Later in his military service, Walters moved from active Army to Reserve, then to the Air Force Reserve. He was able to get a degree in business management after he left the military, and owned part of a small electrical company. Long hours and tight pay led him to sell his portion of the business to his partner and go into business for himself. He made a good living as an independent contractor and retired in 2013 at age 63 in Lawrence County.

He and his wife moved to Lincoln County to make their permanent home.

“This is where we’re going to stay until we’re given our next assignment by our Maker up above,” he said.

Membership in the Veterans of Foreign Wars is important to him. The older guys like to see young people come in to the VFW and attend meetings and such, but he said they understand it’s difficult for young parents, especially, with so much on their plates. He hopes young veterans will join for the benefits, and the opportunity to help others when they can — regardless of whether they can attend meetings.

“At the VFW, our mission is to support the veterans, to make sure they receive what they need … in every way.”

That support means helping the young men and women who serve, and their families.

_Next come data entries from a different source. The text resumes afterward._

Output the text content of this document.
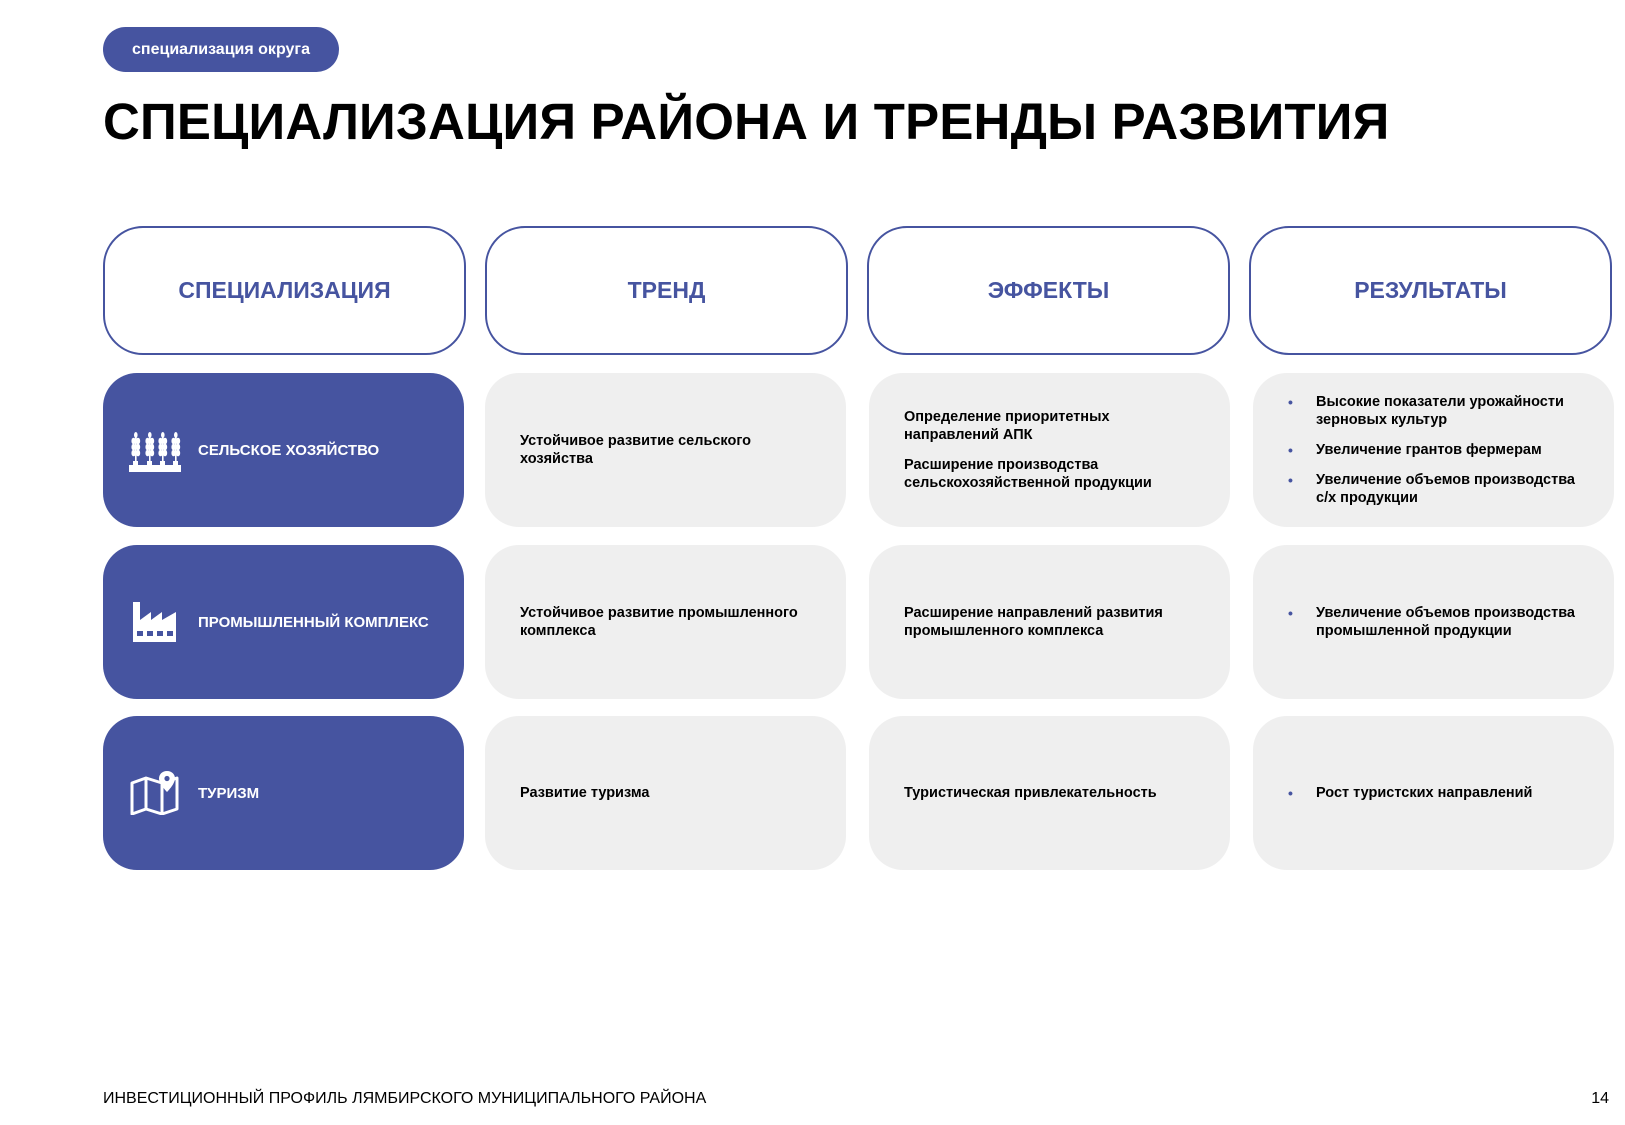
специализация округа
СПЕЦИАЛИЗАЦИЯ РАЙОНА И ТРЕНДЫ РАЗВИТИЯ
СПЕЦИАЛИЗАЦИЯ	ТРЕНД	ЭФФЕКТЫ	РЕЗУЛЬТАТЫ
СЕЛЬСКОЕ ХОЗЯЙСТВО

Устойчивое развитие сельского хозяйства

Определение приоритетных направлений АПК

Расширение производства сельскохозяйственной продукции

• Высокие показатели урожайности зерновых культур
• Увеличение грантов фермерам
• Увеличение объемов производства с/х продукции
ПРОМЫШЛЕННЫЙ КОМПЛЕКС

Устойчивое развитие промышленного комплекса

Расширение направлений развития промышленного комплекса

• Увеличение объемов производства промышленной продукции
ТУРИЗМ	Развитие туризма	Туристическая привлекательность

•	Рост туристских направлений
ИНВЕСТИЦИОННЫЙ ПРОФИЛЬ ЛЯМБИРСКОГО МУНИЦИПАЛЬНОГО РАЙОНА	14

“Now (the military) will activate a reserve unit and it seems like they send them right back as soon as they get home. When the draft was going on, your commitment for Vietnam was one year (but) these people rotate so often,” Walters said. “In World War II, a young man would go in and they didn’t know the date of the outcome — one year, two years … some went in 1941 and they didn’t come home until 1945, 1946. That’s the only thing I can think of to compare to the people going in today. So I salute and I’m in awe of the resilience of the new modern American soldier.”

During National Military Appreciation Month in May, veterans like Walters are appreciated in many ways, and often called heroes. Some veterans are happy to share their experiences and others are reluctant to do so, each for their own reasons. Walters recalls instances where he was treated poorly after Vietnam, as well as many times he was thanked and simply welcomed home.

“I feel I did nothing more than millions of American individuals have done protecting this country,” he said. “I’m proud of what I did. I learned a lot about life. Unfortunately, I learned a lot about death, too. You have to accept it and move on. Each individual has to handle everything in their own way.”

But that doesn’t mean veterans have to “handle” those things on their own.

“Don’t ever feel that you don’t have someone you can talk to. The VFW, American Legion, VA (all) have people who will help you. Do not be afraid to seek someone. If you need to sit down and talk, they’ll do it. The thing they say may be the one thing you need to hear.”

Anyone who wants to thank a veteran during this appreciation month and Memorial Day weekend should do so, but Walters asks one thing of every person on Memorial Day.

“Stand, be silent for one second and say ‘Thank you’ for those who didn’t come home,” he said. “They paid the ultimate price.”